Pourtant, l'Algérie avait initié, quelques années avant la naissance du G5 Sahel, un mécanisme similaire impliquant des pays de la région. Il s'agit du CEMOC (Comité d'État-major opérationnel conjoint), lancé en avril 2010 et basé à Tamanrasset. Cette structure réunissait, théoriquement, les forces armées de pays sahéliens, sous l'égide de l'Algérie. Selon Akram Kharief, consultant algérien dans la défense et la sécurité, si l'Algérie boude le G5 Sahel, c'est justement parce qu'elle

«considère qu'elle est la véritable initiatrice du projet, avec le CEMOC. L'Algérie est très étonnée de voir que la France débarque [en août 2014, ndlr] avec le même projet dans ses cartons sans rien demander à l'Algérie. Elle considère que c'est une initiative parallèle qui dilue les efforts de la lutte contre le terrorisme», a poursuivi Kharief dans un entretien avec Sputnik.

En d'autres termes, à «l'Algérie (qui) est tout à fait la bienvenue au G5 Sahel», Alger réplique qu'elle «ne prend pas le train en marche», expression qu'aurait opposée Houari Boumediene à un Habib Bourguiba lui proposant de rejoindre l'Union éphémère qu'il venait de sceller avec la Libye, en 1974. D'autant plus qu'un autre train circulait sur une voie parallèle, avec octroi d'aides financières et logistiques, même si des commentateurs y voient une structure sans réel impact.

​​Reste à savoir dans quelle mesure l'Algérie pourrait s'accommoder d'une situation d'insécurité au Sahel, avec une coalition armée étrangères à ses frontières. Côté français, on ménage les susceptibilités, autant que faire se peut. À la veille d'un raid qui devait cibler des terroristes en territoire malien, près des frontières algériennes, le général de corps d'Armée Ahmed Gaid Salah, vice-ministre de la Défense et chef d'état-major de l'Armée, a reçu l'Amiral Bernard Rogel, chef d'état-major particulier d'Emmanuel Macron.
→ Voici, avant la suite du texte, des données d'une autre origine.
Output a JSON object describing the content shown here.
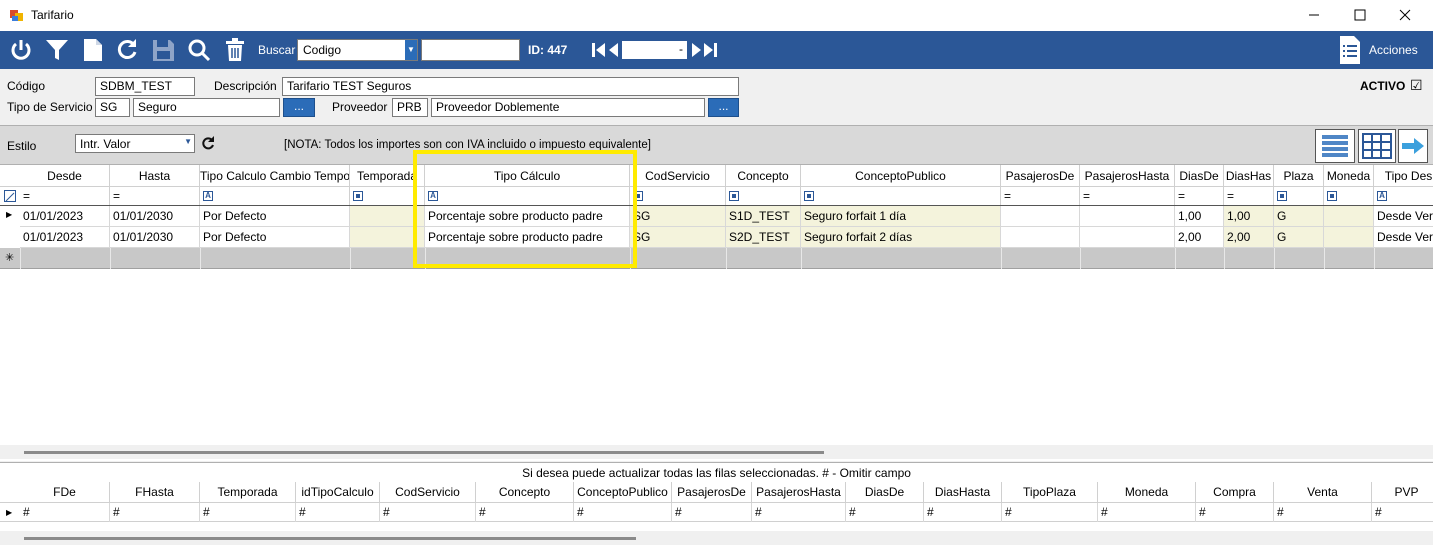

«Même si le but de cette visite, annoncée à la dernière minute, n'a pas été précisé, Rogel serait venu informer le premier responsable opérationnel de l'armée de l'action qui allait être menée dans la nuit même en territoire malien à proximité du territoire algérien», croit savoir le site TSA.

Pour Akram Kharief, l'intérêt de l'Algérie commande qu'elle soit plus active sur le terrain, même si elle

«considère qu'elle n'a pas à mener une guerre pour le compte d'une puissance occidentale, d'autant plus que celle-ci assume une grande responsabilité dans la situation actuelle, à travers l'intervention en Libye.»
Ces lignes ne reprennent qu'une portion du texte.